Keeping the streak going
Under Skinner, McDonald's has become so successful that it now has a challenge only a few companies, such as Wal-Mart (WMT), face. How do you continue to grow a behemoth? Every day 64 million people in 118 countries (Bosnia was just added to the list) eat at its restaurants, which generate revenue that trumps Starbucks (SBUX), KFC, Pizza Hut, and Taco Bell (YUM) combined. From 2008 through 2010, McDonald's was responsible for 90% of the sales growth of the U.S. fast-food and fast-casual industry, according to research firm Technomic. Every month that the company ups its same-store-sales figures, which it has done for the past 99, the harder it is to lap its numbers year to year.

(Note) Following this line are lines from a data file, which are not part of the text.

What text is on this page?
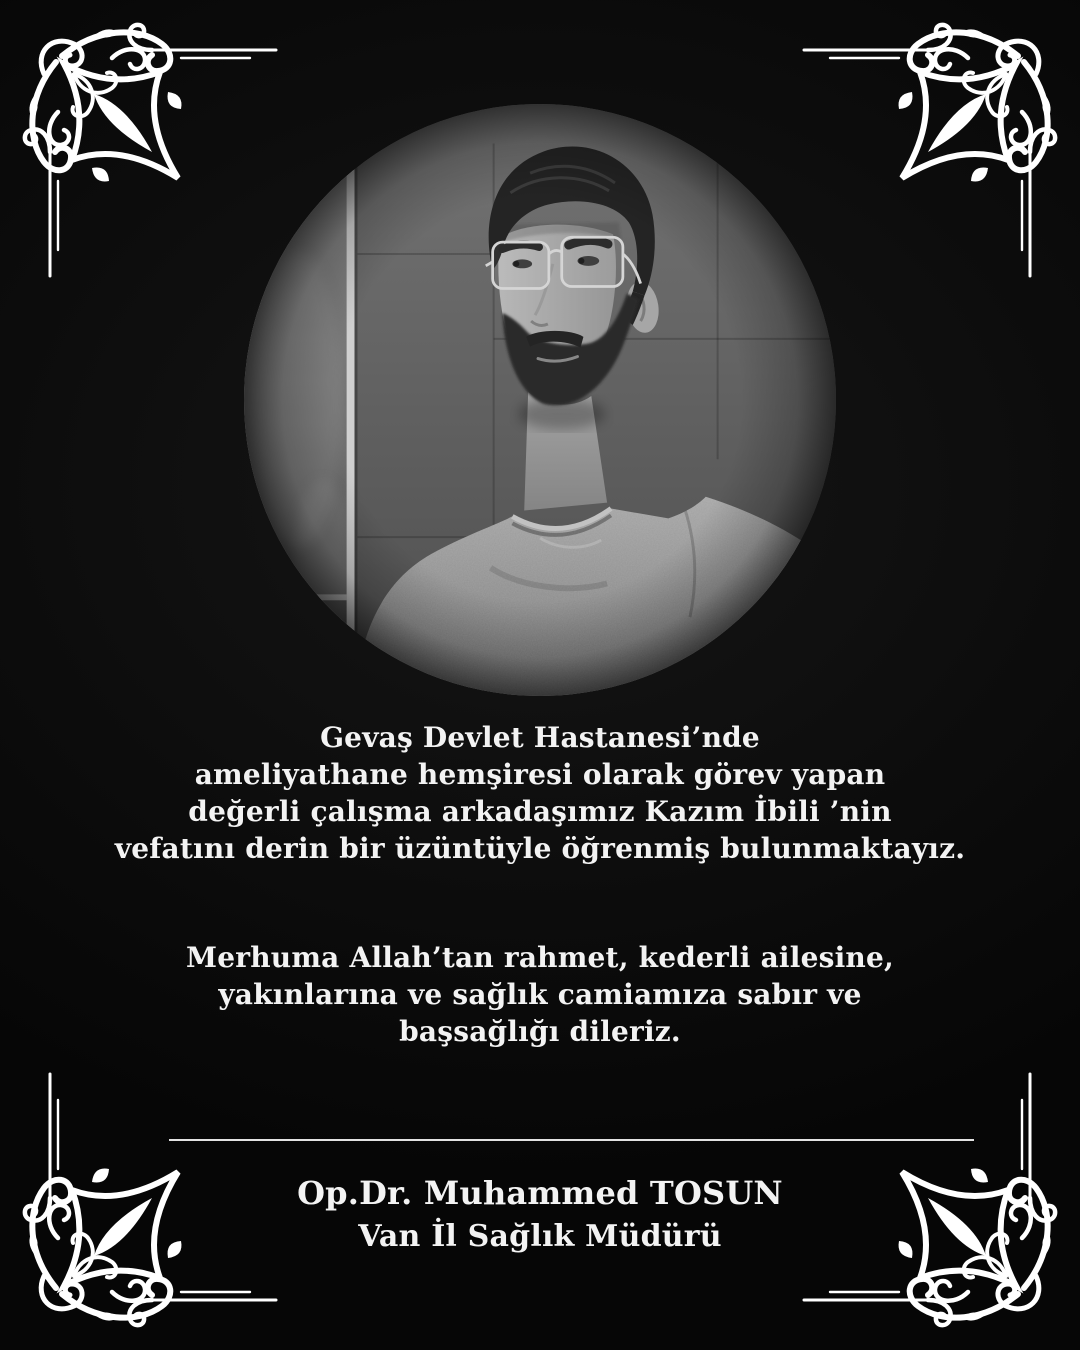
Gevaş Devlet Hastanesi’nde
ameliyathane hemşiresi olarak görev yapan
değerli çalışma arkadaşımız Kazım İbili ’nin
vefatını derin bir üzüntüyle öğrenmiş bulunmaktayız.
Merhuma Allah’tan rahmet, kederli ailesine,
yakınlarına ve sağlık camiamıza sabır ve
başsağlığı dileriz.
Op.Dr. Muhammed TOSUN
Van İl Sağlık Müdürü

The fact that fast food is a somewhat cyclical business makes McDonald's sales streak all the more impressive. But Skinner doesn't think McDonald's should experience serious ups and downs based on seasons or swings in the economy. He's constantly telling shareholders and analysts that the company's success doesn't hinge on consumers trading down when times are tough; when customers have more to spend, they'll spend it at McDonald's, he says.
To entice consumers to buy more -- and more often -- McDonald's under Skinner has pursued what the fast-food industry calls "platforms" rather than one-hit wonders. (Chicken is a platform; McNuggets are the product.) McCafé, McDonald's beverage platform featuring coffee drinks and smoothies, has added about $125,000 in sales per store and is the company's biggest launch in 35 years. As McDonald's has put its major flops of the past far behind (ever try the McLean or the Arch Deluxe?), the company has gained permission from consumers to branch out into products you'd never expect to see on the menu board a decade ago -- oatmeal, for example. Geographical divisions have even gotten better at sharing ideas around the globe. McCafé originated in Australia, and now Chicken McBites, another Aussie staple, is being tested in the U.S.
Despite having more than 100 items on the menu, Skinner, perhaps more than anyone else at McDonald's, has never lost sight of the fact that the company's roots go back to the burger business. In the late 1990s and early 2000s McDonald's started acquiring stakes in brands like Chipotle (CMG). Those investments diversified the company but barely caused a blip in earnings. When Skinner became CEO, he sold them all off in their entirety in order to keep the focus on the core. "Because you're good with hamburgers, you think you can do pizzas or rental cars or an IT business or sell your know-how," says former executive Hennequin. McDonald's has been guilty of this too -- it once opened Golden Arch hotels in Switzerland. "Jim is always the guy that takes us back to 'What difference is this going to make for the hamburger business? Is that going to help? If that's not going to help, forget it.'"
Today McDonald's is better than ever at figuring out what will or won't work on the menu board, a testament to the discipline Skinner has instituted. Every new item that ends up on customers' trays has to have a strong business case that examines its profitability, the capital it requires, and how it can be built out nationally. McDonald's has about 40 products at different stages in the pipeline, and some, like the Angus Burger, can take over four years to hit the market. Products that meet the company's business-case requirements have a 90% chance of going national. During the testing phase, the company may even try out different prices by market to ensure a new launch is adding incremental sales rather than stealing share from an existing item.